Ten minutes later, Mr Cameron was informed of the charge by his office as he travelled to RAF Northolt for a flight to the South West, 50 minutes ahead of the official announcement by Director of Public Prosecutions Keir Starmer at 10am.
The PM took a call at 10.40am from Huhne, who offered his resignation in a conversation lasting five or six minutes. Within 20 minutes, Mr Cameron had contacted Mr Davey to offer himHuhne's old job.
Speaking later during his visit to Plymouth, Mr Cameron said: "I think Chris Huhne has made the right decision, given the circumstances."
The events which led to today's charges date back almost a decade to March 2003, when Huhne's car was allegedly caught by a speed camera on the motorway between Stansted Airport in Essex and London.
Accusations of impropriety did not emerge until after the MP's 26-year marriage ended in 2010 as a result of his affair with PR adviser Carina Trimingham.

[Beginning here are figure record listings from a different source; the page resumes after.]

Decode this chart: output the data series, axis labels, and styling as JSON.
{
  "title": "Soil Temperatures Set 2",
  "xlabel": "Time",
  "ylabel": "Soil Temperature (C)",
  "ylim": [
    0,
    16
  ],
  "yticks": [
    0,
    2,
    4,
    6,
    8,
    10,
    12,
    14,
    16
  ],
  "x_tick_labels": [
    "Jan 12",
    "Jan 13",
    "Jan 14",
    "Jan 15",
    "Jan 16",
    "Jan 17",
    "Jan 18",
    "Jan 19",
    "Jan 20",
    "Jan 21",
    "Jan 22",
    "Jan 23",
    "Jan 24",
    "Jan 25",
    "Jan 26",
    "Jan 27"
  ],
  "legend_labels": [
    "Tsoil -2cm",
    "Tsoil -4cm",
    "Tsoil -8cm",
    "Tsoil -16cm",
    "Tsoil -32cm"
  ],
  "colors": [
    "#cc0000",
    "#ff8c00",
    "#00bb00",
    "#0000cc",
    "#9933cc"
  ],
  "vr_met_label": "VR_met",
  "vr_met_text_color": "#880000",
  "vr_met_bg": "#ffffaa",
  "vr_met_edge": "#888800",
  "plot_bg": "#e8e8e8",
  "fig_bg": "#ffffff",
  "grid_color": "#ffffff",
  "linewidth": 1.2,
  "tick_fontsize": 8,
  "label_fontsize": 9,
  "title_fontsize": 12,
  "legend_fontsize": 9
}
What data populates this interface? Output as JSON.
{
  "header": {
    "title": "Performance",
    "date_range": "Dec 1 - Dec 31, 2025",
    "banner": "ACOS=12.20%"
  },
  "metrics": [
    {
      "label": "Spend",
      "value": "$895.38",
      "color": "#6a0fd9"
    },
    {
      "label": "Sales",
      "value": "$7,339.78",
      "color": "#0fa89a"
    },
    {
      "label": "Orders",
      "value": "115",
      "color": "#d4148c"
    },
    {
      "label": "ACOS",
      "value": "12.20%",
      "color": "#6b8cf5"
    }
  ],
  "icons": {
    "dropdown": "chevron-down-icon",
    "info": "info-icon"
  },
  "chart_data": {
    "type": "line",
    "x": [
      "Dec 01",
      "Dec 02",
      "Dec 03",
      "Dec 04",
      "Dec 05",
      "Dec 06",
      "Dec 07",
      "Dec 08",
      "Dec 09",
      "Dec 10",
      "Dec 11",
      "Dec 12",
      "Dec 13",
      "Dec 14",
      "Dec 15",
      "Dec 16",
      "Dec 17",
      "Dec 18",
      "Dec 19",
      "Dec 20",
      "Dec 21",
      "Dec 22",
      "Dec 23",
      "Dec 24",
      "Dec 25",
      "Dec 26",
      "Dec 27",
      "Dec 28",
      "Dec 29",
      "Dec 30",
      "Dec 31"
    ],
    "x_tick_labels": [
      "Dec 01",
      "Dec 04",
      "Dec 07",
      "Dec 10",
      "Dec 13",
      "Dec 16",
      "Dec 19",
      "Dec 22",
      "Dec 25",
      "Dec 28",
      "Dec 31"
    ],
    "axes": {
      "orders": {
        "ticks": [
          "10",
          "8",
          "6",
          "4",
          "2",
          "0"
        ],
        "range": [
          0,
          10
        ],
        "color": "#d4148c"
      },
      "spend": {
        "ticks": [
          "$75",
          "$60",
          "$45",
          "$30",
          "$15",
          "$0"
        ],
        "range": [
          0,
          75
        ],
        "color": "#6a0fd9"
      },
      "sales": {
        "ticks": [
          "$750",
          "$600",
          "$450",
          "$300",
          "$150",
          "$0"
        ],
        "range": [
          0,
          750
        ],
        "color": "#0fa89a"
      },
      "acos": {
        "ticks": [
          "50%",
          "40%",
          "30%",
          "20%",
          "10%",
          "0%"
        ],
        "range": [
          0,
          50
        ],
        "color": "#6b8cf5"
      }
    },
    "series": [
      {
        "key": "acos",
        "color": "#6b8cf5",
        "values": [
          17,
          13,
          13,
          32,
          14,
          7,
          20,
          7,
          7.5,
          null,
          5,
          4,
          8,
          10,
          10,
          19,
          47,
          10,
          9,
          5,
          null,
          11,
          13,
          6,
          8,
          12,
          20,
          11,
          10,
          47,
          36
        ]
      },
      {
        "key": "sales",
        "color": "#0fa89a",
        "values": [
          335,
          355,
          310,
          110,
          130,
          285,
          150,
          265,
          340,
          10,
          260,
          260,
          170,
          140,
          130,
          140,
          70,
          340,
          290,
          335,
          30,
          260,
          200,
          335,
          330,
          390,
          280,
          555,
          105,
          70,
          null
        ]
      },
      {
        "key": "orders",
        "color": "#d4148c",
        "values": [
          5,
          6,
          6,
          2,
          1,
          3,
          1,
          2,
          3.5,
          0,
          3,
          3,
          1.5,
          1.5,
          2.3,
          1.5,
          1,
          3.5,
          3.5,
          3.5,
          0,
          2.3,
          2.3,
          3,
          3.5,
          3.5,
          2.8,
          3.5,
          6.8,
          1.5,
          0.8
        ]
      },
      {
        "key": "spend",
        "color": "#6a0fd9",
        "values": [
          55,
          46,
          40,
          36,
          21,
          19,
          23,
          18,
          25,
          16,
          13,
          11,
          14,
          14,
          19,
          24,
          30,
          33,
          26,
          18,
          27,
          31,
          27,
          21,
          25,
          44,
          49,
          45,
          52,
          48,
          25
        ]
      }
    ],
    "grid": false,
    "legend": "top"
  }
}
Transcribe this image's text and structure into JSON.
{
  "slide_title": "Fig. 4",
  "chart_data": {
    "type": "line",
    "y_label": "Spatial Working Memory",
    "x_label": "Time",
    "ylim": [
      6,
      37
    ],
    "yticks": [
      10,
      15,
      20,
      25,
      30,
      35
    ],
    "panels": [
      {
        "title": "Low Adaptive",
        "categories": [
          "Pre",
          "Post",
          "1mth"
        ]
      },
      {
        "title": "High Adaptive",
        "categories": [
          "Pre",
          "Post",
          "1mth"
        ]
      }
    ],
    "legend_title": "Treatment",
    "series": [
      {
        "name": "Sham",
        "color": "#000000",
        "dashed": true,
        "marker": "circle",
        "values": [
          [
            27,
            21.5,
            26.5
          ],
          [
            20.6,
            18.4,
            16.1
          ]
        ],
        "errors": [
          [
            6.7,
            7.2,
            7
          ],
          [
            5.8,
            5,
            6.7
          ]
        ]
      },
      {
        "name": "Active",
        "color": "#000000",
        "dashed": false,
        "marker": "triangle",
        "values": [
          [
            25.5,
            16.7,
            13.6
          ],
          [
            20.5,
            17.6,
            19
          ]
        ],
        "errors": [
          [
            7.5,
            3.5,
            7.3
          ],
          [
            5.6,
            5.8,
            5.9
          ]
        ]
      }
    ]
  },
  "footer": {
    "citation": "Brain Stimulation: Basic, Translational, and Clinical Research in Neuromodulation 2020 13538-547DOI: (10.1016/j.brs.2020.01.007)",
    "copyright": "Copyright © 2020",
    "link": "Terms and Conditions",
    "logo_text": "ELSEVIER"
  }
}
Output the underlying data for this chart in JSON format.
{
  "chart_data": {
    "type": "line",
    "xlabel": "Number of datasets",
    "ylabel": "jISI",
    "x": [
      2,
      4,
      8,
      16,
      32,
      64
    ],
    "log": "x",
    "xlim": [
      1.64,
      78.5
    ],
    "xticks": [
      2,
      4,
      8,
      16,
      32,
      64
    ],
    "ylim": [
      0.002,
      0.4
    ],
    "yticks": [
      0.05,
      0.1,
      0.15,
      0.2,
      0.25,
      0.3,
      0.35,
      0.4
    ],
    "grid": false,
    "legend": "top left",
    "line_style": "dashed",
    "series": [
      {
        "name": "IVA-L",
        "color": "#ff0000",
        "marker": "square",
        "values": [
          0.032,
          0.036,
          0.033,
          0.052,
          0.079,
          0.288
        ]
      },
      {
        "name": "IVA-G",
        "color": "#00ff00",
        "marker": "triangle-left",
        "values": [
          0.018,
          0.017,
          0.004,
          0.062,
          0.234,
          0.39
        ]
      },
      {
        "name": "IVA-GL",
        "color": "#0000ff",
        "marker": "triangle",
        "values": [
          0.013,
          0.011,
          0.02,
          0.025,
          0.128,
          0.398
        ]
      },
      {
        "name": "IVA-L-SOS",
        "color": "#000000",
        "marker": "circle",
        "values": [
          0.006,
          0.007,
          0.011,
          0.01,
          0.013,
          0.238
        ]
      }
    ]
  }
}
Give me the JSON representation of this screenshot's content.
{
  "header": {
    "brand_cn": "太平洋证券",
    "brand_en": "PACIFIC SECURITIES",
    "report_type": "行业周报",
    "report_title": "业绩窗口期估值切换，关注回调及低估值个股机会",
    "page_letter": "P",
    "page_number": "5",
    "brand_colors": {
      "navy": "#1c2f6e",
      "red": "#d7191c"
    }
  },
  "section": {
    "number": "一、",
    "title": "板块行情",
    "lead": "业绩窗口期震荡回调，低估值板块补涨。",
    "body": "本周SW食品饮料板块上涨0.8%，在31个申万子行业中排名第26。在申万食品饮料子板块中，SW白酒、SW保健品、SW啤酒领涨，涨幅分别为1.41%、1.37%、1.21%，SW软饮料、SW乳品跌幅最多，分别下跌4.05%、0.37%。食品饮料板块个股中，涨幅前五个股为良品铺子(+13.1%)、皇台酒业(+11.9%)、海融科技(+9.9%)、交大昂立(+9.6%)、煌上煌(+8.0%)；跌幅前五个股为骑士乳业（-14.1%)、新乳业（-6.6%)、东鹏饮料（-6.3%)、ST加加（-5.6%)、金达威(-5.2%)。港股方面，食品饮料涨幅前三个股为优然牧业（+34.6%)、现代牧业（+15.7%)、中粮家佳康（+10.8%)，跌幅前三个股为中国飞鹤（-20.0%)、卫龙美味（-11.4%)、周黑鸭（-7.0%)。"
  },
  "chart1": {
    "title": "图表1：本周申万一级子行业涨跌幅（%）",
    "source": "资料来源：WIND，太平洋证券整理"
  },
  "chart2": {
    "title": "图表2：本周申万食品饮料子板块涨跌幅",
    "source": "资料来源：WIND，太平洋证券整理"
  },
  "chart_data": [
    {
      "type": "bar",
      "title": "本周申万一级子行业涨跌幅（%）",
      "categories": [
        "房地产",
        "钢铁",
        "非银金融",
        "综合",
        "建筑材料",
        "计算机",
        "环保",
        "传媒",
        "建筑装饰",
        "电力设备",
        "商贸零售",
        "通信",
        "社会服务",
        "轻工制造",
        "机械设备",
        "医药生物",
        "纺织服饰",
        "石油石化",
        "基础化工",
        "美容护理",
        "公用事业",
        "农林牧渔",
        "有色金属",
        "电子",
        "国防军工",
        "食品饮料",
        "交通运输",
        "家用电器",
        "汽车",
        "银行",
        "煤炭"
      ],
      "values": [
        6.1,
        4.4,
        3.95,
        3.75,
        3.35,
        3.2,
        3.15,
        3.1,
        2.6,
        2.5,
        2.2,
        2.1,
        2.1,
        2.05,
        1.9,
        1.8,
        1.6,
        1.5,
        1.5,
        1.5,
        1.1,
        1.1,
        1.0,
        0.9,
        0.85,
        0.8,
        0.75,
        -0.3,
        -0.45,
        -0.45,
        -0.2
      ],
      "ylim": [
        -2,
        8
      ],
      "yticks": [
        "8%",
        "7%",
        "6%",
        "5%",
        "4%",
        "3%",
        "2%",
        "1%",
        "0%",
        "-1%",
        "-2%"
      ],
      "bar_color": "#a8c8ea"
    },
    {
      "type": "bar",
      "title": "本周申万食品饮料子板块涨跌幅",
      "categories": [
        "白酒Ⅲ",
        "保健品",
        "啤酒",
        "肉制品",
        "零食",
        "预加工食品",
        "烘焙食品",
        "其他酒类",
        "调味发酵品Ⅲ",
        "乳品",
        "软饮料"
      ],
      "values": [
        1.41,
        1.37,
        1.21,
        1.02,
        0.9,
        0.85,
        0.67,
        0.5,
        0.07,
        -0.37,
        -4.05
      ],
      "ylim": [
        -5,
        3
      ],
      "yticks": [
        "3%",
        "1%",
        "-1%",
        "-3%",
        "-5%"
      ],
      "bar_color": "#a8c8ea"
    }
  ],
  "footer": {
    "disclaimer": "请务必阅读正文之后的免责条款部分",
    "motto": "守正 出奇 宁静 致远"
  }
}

Pryce told the Sunday Times last year that her ex-husband - then an MEP - had asked "someone" to take the penalty on his behalf to avoid losing his driving licence.
Huhne and Pryce were interviewed by Essex Police detectives before the case was handed to the CPS, but a decision on possible prosecutions was delayed by a court battle to obtain key emails from the newspaper.
Announcing the charges in a televised statement, Mr Starmer said: "All the available evidence, including the new material, has now been carefully considered by the CPS and we have concluded that there is sufficient evidence to bring criminal charges against Mr Huhne and Ms Pryce for perverting the course of justice.
"The essence of the charges is that, between March and May 2003, Mr Huhne, having allegedly committed a speeding offence, falsely informed the investigating authorities that Ms Pryce had been the driver of the vehicle in question, and she falsely accepted that she was the driver.
"Accordingly, summonses against both Mr Huhne and Ms Pryce have been obtained from Westminster Magistrates' Court and those summonses will now be served on them. They are due to appear in court on February 16 this year."
Other Government changes resulting from the resignation saw Lib Dem MP for Cardiff Central Jenny Willott appointed an assistant Government whip and East Dunbartonshire MP Jo Swinson take Mr Lamb's old post as parliamentary private secretary to Mr Clegg.
Despite widespread speculation, there was no return for Mr Laws, who quit as Chief Secretary to the Treasury in May 2010 and was later suspended from the Commons for seven days after an expenses scandal.